In einem anderen Teil von Eldoralth lag eine Gestalt in einer schummrigen Kammer, wo es nach Blut und Weihrauch roch.
Schatten tanzten an den hohen Wänden der Vampyros-Festung und tauchten den prächtigen Raum in ein unheimliches Licht.
Lirae Bloodveil, die Vampyros-Anführerin, lehnte sich faul in einem Stuhl zurück, die Beine in lässiger Eleganz übereinandergeschlagen. Ihre blasse Haut schimmerte schwach im sanften, flackernden Licht, und ihre violetten Augen, erfüllt von Jahrhunderten des Lebens und der Bosheit, leuchteten schwach von innen.
An ihrer Seite ruhte eine blutrote Lanze, die weiterhin intensiv vibrierte.
Es war still im Raum, als sie mit den Fingern leicht über die Klinge der Waffe fuhr. Obwohl sie jugendlich und strahlend wirkte, verrieten ihre Augen das Gewicht der Jahrhunderte und spiegelten eine Tiefe und Grausamkeit wider, die nur jemand besitzen konnte, der seit Jahrhunderten lebte.
Vor ihr stand einer ihrer vielen Diener, ein älterer Mann mit eingefallenen, hohlen Augen und einer Haut, die so blass war wie die eines Toten.
Seine Stimme zitterte leicht, als er sie ansprach, wohl wissend um die Macht und Gefahr, die von der Dame vor ihm ausging.
„Apex Bloodveil“, begann er vorsichtig, „der Rat ist besorgt wegen des Veriataga-Nexus. Die anderen Rassen bereiten sich intensiv vor, und ihr Selbstvertrauen ist beunruhigend. Der Rat ist der Meinung, dass wir kein Risiko eingehen sollten, und hat zusätzliche Trainingseinheiten für dich vorgeschlagen, um unseren Sieg sicherzustellen.“
Lirae lächelte, ein Lächeln, das eher raubtierhaft als einladend war und die Spitzen ihrer glänzenden Reißzähne entblößte. Während sie sprach, ließ sie ihren Blick nicht von der Blutlanze und ihre Stimme klang sanft und samtig.

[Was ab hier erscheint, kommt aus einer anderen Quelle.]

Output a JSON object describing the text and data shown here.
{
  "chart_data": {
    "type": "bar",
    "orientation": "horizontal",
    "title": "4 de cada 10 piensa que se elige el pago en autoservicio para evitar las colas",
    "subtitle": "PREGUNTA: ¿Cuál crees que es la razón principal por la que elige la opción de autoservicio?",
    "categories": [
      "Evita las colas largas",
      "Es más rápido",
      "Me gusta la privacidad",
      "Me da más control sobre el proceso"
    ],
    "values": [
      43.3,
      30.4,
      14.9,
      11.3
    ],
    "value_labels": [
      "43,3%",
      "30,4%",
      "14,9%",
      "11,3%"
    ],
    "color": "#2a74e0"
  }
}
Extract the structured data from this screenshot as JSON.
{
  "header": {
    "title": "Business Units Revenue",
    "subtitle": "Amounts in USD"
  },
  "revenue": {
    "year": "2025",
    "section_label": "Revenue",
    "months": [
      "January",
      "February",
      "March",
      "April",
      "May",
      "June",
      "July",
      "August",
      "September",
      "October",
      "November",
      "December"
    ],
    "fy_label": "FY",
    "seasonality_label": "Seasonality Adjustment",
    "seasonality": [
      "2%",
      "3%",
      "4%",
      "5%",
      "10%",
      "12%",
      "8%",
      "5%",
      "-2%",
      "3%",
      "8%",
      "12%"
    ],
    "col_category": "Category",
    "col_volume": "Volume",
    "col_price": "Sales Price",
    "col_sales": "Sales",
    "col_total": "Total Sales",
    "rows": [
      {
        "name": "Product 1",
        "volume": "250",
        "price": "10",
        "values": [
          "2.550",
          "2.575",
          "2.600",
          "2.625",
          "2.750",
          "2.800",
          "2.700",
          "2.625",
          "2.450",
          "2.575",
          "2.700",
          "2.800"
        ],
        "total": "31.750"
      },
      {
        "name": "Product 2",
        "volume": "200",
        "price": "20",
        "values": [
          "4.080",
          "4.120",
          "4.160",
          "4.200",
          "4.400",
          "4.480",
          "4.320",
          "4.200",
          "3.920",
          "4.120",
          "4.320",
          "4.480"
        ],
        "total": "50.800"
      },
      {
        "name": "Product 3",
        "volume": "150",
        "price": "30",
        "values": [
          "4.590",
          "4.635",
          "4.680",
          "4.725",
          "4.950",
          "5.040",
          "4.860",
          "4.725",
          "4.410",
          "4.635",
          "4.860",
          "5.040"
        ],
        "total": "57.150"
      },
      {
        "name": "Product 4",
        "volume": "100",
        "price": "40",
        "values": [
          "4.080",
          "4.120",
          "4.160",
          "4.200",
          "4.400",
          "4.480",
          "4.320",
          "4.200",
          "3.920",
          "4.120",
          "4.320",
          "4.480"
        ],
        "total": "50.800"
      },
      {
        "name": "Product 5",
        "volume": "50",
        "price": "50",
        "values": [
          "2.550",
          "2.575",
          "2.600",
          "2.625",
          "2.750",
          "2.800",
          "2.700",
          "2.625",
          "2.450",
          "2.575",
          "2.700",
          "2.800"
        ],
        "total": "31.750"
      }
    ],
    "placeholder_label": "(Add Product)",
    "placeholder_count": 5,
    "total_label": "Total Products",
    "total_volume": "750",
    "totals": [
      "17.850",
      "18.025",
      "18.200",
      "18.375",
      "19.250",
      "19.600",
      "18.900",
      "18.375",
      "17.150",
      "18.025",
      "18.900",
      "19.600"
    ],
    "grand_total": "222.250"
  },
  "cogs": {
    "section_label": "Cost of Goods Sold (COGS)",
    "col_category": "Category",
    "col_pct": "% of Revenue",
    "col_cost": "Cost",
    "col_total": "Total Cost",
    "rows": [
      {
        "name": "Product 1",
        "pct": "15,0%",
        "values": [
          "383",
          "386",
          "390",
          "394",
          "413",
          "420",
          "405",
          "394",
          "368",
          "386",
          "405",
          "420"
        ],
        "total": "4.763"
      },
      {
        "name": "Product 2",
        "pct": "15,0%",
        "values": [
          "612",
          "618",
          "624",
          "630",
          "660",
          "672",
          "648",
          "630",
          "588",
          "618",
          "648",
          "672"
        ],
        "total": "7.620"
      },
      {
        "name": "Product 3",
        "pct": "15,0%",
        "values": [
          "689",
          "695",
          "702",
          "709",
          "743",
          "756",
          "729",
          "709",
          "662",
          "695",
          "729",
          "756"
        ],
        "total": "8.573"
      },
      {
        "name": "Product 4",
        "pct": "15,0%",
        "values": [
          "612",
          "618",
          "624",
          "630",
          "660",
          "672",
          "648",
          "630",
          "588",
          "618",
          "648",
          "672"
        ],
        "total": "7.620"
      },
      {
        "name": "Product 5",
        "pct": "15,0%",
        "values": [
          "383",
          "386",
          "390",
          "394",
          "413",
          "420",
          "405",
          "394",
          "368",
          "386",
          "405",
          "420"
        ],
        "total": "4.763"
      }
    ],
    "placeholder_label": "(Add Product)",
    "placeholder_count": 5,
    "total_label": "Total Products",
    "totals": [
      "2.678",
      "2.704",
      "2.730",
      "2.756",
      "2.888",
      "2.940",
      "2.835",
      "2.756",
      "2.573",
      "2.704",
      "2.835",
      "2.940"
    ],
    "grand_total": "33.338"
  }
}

„Besorgt, ja? Sie wollen mich also weiter formen … als wäre ich einer ihrer Bauern?“
Der Diener schluckte schwer. „Nicht … ein Bauer, meine Dame. Aber sie befürchten, dass …“
„Sie sorgen sich um ihr eigenes Überleben“, unterbrach Lirae ihn mit belustigter Stimme. „Sag dem Rat, ich brauche ihr zusätzliches Training nicht.“ Sie hob die Blutlanze, deren Puls im gleichen Rhythmus wie ihr Herzschlag schlug. „Sag mir … was glaubst du, werden sie tun?“
Der Mann zögerte und seine knochigen Finger zuckten nervös. Er wusste, dass sie die anderen Apexes meinte.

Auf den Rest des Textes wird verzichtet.